靳仁微眯起眼,盯着她慨然允诺的坚定表情,他心中浮现淡淡的赞赏,但又觉得她太轻信于人,是个标准容易上当受骗的女人。
“那就谢谢你了。”他毫不吝啬的赏她一抹感激微笑。“我的房间在哪?”他今晚势必不能前往LionHeart了,得在屋内制造和女友过夜的情境。
金禧羞窘地收回呆滞的眼神,领着他走到隔壁房间内,并告知他浴室和厨房的位置。
“所有的家具、电器你都可以自由使用。”她毫不小家子气的对他说。“如果有任何我能帮得上忙的地方,你尽避告诉我。”她是真的打从心底相信他,也同情他的境况。
“谢谢你。”靳仁站在房间门口,再度向她表达谢意。
“我去拿枕头跟被子。”金禧回到自己房间张罗寝具,再送到他房里。“没有新的,你将就一下…”她局促地道。
他瞟了女性化的枕套和薄被一眼,没有表示任何意见。
沉默须臾,她道了声晚安,替他关上门后才走回自己的卧室。
这么如梦似幻、不切实际的发展,让金禧坐立难安,全然失去写稿的心情。
她竟然如此草率、让一个根本谈不上认识的男人住进来?!这么做是不是太夸张、太冲动了?

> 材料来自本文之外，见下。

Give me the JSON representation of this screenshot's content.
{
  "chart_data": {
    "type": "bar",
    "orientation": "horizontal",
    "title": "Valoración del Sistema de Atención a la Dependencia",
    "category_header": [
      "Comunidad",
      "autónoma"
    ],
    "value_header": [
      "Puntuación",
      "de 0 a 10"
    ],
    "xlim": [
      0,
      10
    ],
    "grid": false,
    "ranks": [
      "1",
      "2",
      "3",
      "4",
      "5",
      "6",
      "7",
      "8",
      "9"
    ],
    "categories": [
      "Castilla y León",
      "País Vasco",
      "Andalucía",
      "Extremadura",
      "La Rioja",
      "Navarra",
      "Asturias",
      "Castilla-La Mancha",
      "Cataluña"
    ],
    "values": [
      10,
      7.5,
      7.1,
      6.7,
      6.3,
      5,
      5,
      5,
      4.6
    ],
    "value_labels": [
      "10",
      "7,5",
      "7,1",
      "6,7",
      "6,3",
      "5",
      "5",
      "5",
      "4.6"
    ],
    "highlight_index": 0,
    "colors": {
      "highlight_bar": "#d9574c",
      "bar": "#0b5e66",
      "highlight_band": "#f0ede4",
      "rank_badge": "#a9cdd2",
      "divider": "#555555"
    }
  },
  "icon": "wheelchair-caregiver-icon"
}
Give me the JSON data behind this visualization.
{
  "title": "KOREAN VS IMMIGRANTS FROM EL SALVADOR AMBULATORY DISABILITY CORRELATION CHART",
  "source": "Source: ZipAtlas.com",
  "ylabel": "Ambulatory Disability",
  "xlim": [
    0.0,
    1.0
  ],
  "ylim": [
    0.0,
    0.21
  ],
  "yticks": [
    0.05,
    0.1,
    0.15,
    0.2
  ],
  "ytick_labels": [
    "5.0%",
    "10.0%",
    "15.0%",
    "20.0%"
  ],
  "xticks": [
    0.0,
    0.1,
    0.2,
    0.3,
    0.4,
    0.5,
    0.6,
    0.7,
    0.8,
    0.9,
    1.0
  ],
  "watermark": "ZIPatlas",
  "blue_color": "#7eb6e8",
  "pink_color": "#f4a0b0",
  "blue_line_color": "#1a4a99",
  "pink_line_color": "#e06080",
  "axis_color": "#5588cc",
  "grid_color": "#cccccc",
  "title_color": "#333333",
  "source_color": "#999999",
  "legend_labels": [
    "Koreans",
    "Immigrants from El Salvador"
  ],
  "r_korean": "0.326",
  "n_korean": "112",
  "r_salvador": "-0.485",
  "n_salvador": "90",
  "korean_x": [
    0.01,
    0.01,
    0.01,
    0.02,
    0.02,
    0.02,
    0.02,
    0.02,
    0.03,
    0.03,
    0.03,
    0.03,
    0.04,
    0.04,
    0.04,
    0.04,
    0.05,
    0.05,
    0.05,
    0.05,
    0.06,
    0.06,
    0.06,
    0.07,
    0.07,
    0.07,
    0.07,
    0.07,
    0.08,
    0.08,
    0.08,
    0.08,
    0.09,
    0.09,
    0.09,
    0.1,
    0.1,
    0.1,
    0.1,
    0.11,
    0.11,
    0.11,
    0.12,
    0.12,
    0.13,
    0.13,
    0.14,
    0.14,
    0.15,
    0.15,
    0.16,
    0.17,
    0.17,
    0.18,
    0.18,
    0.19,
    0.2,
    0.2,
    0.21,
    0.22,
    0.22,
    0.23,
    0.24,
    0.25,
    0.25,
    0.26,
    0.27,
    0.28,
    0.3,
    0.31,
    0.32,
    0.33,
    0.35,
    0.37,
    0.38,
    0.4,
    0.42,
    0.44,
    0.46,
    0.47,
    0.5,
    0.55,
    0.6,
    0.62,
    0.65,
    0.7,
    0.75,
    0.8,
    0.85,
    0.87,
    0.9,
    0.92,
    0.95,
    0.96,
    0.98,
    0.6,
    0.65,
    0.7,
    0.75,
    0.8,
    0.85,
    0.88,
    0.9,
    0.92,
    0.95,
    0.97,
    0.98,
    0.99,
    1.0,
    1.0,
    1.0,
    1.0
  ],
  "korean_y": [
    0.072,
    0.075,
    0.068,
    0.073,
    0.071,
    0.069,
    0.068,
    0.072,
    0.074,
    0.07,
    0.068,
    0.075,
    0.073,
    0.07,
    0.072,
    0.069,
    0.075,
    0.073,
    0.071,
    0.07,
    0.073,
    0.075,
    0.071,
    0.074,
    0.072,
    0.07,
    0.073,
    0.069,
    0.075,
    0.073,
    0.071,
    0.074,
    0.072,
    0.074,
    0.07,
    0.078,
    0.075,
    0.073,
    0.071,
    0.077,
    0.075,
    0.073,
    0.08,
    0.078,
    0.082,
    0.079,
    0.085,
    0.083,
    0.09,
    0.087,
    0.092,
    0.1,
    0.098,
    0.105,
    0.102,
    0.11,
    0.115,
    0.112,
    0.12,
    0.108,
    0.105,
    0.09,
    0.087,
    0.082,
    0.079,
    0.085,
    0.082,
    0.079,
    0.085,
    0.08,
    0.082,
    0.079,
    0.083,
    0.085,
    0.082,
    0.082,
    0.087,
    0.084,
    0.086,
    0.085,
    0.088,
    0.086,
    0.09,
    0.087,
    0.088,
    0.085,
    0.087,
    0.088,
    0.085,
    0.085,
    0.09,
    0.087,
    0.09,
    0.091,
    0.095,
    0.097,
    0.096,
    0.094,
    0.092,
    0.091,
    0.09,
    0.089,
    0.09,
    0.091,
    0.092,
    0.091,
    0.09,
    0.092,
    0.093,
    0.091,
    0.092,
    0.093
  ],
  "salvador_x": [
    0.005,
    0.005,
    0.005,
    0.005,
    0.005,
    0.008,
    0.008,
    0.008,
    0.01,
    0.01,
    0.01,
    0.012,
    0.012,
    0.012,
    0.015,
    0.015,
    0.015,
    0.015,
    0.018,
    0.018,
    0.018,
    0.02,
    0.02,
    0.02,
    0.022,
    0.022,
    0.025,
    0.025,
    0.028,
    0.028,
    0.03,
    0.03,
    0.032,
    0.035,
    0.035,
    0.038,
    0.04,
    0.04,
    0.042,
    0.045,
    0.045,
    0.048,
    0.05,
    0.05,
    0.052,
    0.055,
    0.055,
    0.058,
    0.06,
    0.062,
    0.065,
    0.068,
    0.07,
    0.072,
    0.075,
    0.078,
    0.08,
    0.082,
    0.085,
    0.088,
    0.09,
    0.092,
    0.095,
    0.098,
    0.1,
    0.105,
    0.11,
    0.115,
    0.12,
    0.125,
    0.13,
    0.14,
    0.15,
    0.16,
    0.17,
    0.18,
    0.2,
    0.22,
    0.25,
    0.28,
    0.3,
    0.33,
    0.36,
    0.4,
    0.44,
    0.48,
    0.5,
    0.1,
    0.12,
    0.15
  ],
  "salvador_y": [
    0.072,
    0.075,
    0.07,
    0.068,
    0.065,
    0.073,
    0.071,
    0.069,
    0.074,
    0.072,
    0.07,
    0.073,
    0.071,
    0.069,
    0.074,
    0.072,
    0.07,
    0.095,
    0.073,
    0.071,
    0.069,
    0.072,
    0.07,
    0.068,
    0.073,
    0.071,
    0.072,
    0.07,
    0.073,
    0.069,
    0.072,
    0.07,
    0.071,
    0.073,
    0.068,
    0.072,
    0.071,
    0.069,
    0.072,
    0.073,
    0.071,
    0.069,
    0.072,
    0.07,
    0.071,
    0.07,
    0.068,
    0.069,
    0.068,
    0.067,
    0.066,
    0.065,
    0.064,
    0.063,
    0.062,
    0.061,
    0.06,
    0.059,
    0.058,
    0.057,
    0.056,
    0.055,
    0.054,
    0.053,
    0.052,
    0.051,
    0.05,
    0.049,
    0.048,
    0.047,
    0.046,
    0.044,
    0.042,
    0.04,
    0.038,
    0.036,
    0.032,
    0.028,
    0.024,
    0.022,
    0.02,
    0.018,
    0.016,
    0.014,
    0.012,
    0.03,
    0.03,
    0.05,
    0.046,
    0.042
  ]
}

这一夜,她的心宛若在汪洋大海中迷航的小船,不停翻腾、荡漾着,片刻都静下下来。
至于隔壁…
靳仁躺在床上不到五分钟,便无忧无虑的进入梦乡,睡得很甜。
☆
天亮了,早起的鸟儿在窗外吱吱喳喳,好像在相互交换情报,清脆的啼唱对刚要入睡的人非但不悦耳,还是一种嘈杂的噪音。金禧皱紧眉头,拉高棉被盖住头,杜绝恼人的干扰。
然而,多嘴的麻雀好像势力越来越庞大,此起彼落的较量着嗓门,偃然是每天早晨最天然的闹钟。
“吼”金禧陡然起身,发出极度烦躁的吼声。要是她手上有猎枪,绝对会赏它们一顿痛快!
昨晚她彻夜辗转难眠,好不容易稍有睡意,偏偏那吱喳作响的麻雀鸟鸣侵犯了她衰弱的脑神经,彻底啄食掉累积了一整夜的瞌睡虫。
金禧眨了眨酸涩的眼睛,她双目无神直视前方,恍若一具没有灵魂的躯壳。
想睡又睡不着的感觉真的是一项酷刑,整个晚上,她的思绪就像陀螺般转个不停,片刻不曾停歇。
好痛苦…金禧无奈揉着脸,抱着发胀的头颅连声呻吟。
只要她一闭上眼,那张俊美脸孔就会在她脑海浮沉,
神游了好一会,金禧勉强挪动僵硬疲惫的身子,拖着步伐到洗手间准备进行梳洗,完毕后又顶着一双眯眯熊猫眼步出房间。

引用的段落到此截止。